Moles to Equivalents Converter
Common Conversions
| mol | eq |
|---|---|
| 0.01 | 0.01 |
| 0.1 | 0.1 |
| 0.5 | 0.5 |
| 1 | 1 |
| 2 | 2 |
| 5 | 5 |
| 10 | 10 |
| 0.5 | 1 |
| 1 | 2 |
| 1 | 3 |
| 1 | 5 |
Why this conversion matters in chemistry
Acid-base titration math runs on equivalents rather than moles because what the titrant consumes is one proton (or electron) per reactive site. 0.050 mol of H₂SO₄ gives 0.100 equivalents of acid — the base needed to reach the second endpoint. 0.050 mol of Na₂CO₃ gives 0.100 equivalents for full neutralization to CO₂. The mole-equivalent step normalizes different polyprotic acids, polyatomic bases, and multi-electron oxidants onto a common titration scale.
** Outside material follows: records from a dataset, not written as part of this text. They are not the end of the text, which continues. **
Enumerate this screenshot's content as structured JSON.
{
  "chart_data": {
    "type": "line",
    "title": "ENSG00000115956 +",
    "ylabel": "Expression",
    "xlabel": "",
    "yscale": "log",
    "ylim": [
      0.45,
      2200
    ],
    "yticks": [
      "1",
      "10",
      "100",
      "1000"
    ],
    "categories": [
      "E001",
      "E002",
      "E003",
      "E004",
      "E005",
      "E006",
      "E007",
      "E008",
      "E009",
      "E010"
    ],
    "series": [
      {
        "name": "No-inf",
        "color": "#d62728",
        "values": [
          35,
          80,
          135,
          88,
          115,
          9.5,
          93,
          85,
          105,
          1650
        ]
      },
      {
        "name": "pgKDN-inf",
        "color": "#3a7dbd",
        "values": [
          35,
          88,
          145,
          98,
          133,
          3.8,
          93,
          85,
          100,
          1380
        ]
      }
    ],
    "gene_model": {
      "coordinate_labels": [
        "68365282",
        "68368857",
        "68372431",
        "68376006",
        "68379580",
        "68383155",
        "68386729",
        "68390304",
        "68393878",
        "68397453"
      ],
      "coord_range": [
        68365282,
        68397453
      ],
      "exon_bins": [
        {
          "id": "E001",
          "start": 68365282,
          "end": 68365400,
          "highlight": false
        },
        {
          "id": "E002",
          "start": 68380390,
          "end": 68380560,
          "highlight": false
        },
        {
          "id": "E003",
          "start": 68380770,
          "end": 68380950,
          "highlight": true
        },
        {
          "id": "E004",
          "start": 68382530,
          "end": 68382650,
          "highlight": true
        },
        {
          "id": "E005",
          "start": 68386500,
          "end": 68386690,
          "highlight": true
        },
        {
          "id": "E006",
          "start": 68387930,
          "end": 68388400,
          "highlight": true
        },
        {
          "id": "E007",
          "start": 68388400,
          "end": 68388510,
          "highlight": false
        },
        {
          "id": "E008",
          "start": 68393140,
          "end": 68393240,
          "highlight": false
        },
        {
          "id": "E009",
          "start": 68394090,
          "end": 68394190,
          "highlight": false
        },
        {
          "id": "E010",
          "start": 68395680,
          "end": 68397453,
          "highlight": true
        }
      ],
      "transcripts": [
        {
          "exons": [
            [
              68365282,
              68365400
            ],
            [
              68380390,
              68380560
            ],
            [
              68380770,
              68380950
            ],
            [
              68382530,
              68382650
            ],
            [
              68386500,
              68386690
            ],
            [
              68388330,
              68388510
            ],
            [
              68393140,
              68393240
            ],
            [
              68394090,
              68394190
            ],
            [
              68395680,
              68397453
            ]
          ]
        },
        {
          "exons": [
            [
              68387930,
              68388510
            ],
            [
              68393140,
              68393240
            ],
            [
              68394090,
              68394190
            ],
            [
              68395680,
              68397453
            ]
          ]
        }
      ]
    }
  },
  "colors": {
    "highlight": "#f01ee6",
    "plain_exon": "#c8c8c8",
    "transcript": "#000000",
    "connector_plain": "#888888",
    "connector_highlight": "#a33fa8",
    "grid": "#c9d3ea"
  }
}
The valence factor n is reaction-specific, not intrinsic to the substance.
Formula
eq = mol × n (where n = valence factor for the reaction)
Worked Examples
1 mol HCl = 1 eq
HCl donates 1 H⁺, so n = 1; 1 mol = 1 eq.
1 mol H₂SO₄ = 2 eq
H₂SO₄ donates 2 H⁺, so n = 2; 1 mol = 2 eq for full neutralization.
1 mol Ca(OH)₂ = 2 eq
Ca(OH)₂ provides 2 OH⁻, so n = 2.
1 mol KMnO₄ = 5 eq
In acidic solution MnO₄⁻ gains 5 e⁻, so n = 5 for the redox reaction.
Frequently Asked Questions
What is an equivalent?
An equivalent is the amount of substance that reacts with or supplies one mole of H⁺, OH⁻, electrons, or charges, depending on the reaction type. The definition depends on the reaction context, not on the substance alone.
How do I convert moles to equivalents?
Multiply by the valence factor n: for acids, n = number of H⁺ donated; for bases, n = OH⁻ provided; for redox, n = electrons transferred. The factor depends on the specific reaction.
Is the equivalent concept still used?
Yes, but less than before. IUPAC discourages equivalents in favor of moles with explicit stoichiometric context. The notation survives in clinical chemistry (mEq/L) and in some normality-based titration work.
How do equivalents relate to normality?
Normality (N) = equivalents per liter, equivalently N = M × n where M is molarity and n is the valence factor. So a 0.1 N H₂SO₄ solution is 0.05 M (since n = 2 for sulfuric acid in a full neutralization).